Location
- Hilldrop Road Holloway, London, N7 0JG England
- Coordinates: 51°33′11″N 0°07′45″W﻿ / ﻿51.5531°N 0.1292°W

Information
- Type: Community school
- Motto: Believe, belong, become - where dreams inspire futures
- Established: 1907
- Local authority: Islington
- Department for Education URN: 100453 Tables
- Ofsted: Reports
- Head teacher: Alan Streeter
- Gender: Coeducational
- Age: 11 to 16
- Website: www.beaconhigh.org

= Beacon High =

Beacon High is a coeducational secondary school for 11-16-year-olds in the Tufnell Park area, located in the London Borough of Islington, England. Beacon High is a member of the Islington Futures Federation of Community Schools and the Islington Sixth Form Partnership. In the school's most recent Ofsted report, it described the school's leadership and management as Good

==History==
The school was first established in September 1907 by London County Council as a boys' school named Camden Secondary School for Boys.

In 1927, it changed its name to Holloway County Grammar School and then to Holloway Comprehensive School.

==Governance==
In September 2018, the Governing Body was dissolved and the governance of the school was taken over by the expanded federation of Elizabeth Garrett Anderson and Copenhagen Schools. In June 2019, Holloway School was rebranded as Beacon High.

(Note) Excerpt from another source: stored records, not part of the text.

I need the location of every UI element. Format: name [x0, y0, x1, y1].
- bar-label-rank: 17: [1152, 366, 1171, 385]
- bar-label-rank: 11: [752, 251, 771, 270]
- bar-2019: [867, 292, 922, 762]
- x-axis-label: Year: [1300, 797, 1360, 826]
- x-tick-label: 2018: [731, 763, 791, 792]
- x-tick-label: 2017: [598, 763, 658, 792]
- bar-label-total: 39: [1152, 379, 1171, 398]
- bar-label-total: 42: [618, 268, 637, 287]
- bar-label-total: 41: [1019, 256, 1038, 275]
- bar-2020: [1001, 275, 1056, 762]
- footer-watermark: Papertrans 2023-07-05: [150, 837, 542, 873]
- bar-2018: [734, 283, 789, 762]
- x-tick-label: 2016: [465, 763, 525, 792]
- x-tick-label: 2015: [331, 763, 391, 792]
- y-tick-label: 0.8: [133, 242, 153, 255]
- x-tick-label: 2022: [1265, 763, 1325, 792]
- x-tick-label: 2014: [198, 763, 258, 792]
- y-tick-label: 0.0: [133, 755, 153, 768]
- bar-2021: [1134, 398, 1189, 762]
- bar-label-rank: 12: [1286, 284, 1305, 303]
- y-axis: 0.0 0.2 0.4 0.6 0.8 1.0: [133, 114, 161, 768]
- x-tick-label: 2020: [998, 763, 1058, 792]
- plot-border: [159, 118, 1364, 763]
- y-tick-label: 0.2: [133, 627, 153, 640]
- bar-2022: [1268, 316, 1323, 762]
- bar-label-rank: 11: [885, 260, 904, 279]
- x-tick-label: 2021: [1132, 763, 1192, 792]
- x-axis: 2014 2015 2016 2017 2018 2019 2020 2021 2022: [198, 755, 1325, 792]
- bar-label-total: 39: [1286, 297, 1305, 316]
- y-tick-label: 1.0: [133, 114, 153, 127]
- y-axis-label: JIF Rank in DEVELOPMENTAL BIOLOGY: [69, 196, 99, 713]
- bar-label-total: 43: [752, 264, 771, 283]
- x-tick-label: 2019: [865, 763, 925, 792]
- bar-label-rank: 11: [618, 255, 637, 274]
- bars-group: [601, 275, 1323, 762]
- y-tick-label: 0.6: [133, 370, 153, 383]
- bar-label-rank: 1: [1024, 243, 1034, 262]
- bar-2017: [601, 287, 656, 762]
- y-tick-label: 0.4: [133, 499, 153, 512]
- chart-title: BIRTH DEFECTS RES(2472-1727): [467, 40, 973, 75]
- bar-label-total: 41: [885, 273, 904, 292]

Islington Futures was a federation of four community schools: EGA, Beacon High School, Copenhagen Primary School and Vittoria Primary School and was established in September 2018. Jo Dibb was the Executive Headteacher of the Islington Futures Federation. The Federation was disbanded in December 2023.

In June 2025, Beacon High launched consultation on proposals to join the Lift Schools group of schools as an academy.

==Present==
Beacon High offers GCSEs as programmes of study for pupils. Although the school does not operate its own sixth form, graduating pupils are guaranteed a place at City and Islington College through the City and Islington Sixth Form Consortium.

Alan Streeter has been the school's Headteacher since 2018, having previously served as interim Head at the former Holloway School.